Разве так называется самса в Стамбуле? Лагман по-турецки называется самса в Стамбуле; и по улицам бегают турецкие клерки с гуталинными усами - на подносах, похожих на беседки, увитые виноградом, они несут в удавленных вазочках чай, они несут быстро, выставив вперед руку с подносом, и этот их танец, этот их ковер-самолет с кистями запаха вдоль по улицам, темнеющим и чернеющим к морю, постепенно замыкает пространство, как будто раковина сводит намертво створки, с саркофажной герметичностью притертые друг к другу.

Так, как в Стамбуле, пьют чай в Баку, но там глина заворачивает свои подарки в останки крепостей, отовсюду выскакивают фонтанчики, прохлада заводит под каменную арку с холодной испариной на камне, и шипит мясо на огне, украшенное бенгальским огнем брызг. Но в Стамбуле, в чайхане, стоит рядом со ступенькой, устланной ковром, золотой драгоценный кальян; дворик зарос бурьяном и чертополохом осторожных белокаменных остроносых надгробий; в крошечной жаровне разгоряченный яблоневый цвет.

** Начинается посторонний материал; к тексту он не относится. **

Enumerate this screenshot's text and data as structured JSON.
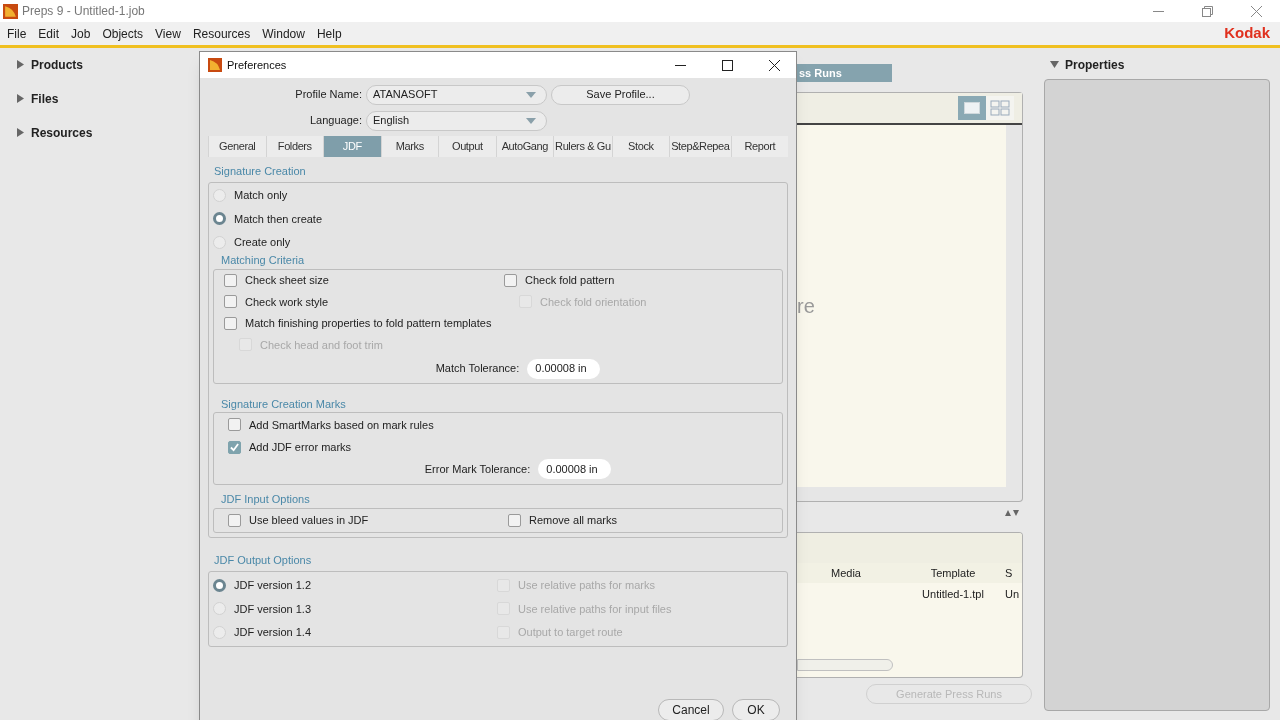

Да разве так выглядят мечети в Стамбуле? Они все собраны из беглых ракушек Босфора, из беглых ракушек, выпотрошенных и сложенных в кучки. О, куда небрежней открывают эти раковины за обедом на самом краешке Мраморного моря, вдыхая запах гниющих водорослей, приглядываясь к рыбам, упавшим в обморок на дно влажного лотка с распахнутыми, спящими ртами, и при этом думают о греческой анаграмме имени Христа, о рыбе - символе Спасителя.

Монограмма, автограф, факсимиле Пророка на круглых, огромных, как новогодняя гипертрофия, дисках под куполом, золотая люстра, фреска в углублении. Богоматерь с младенцем Иисусом. Айя-София наводит на мысль, что и небосвод устлан коврами, а мы боимся и не решаемся снять обувь, ступая на небесную твердь.

Между домами натянуты веревки и сохнет белье итальянского неореализма, старуха в черном, не дыша, не умирая, но высыхая и обезжизневаясь, сидит на крошечном складном парусиновом стуле у входа в дом; босой ребенок, выучившийся на всех языках просить, клянчить, требовать, умолять, развязно хватать за локоть, до которого еле дотягивается, с сальным и равнодушным привкусом в глазах: "Мадам, сюда!"; юная пара целуется на скамейке, открытой всеобщему обозрению, нацеловавшись, псевдоевропеянка возвращает шелковый платок к глазам, последовательно закрыв шею, подбородок, нос, словно сама себя зашивает за измену в мешок и сейчас вот бросится с моста в воду, чтобы мучной, теплый, тучный звук падающего холста всплеснул руками над мягким мрамором моря; мужчины без женщин сходятся в кружки, курят, пьют чай, говорят друг другу ласковости, рахатлукумности; продавцы лавочек похожи на детей, потерявшихся в войну: откуда вы? из какой страны? спрашивают и спрашивают они, словно вы вдруг можете вспомнить, вдруг вас озарит воспоминание, и этот взрослый человек отыщет, наконец, родню в Париже или Воронеже, Варшаве или Хельсинки, там, откуда вырвала его смертельно-вокзальная неразбериха взрыва, ибо зачем же еще им эта засаленная колода населенных пунктов, от которой они не устают, но спрашивают и спрашивают на все лады?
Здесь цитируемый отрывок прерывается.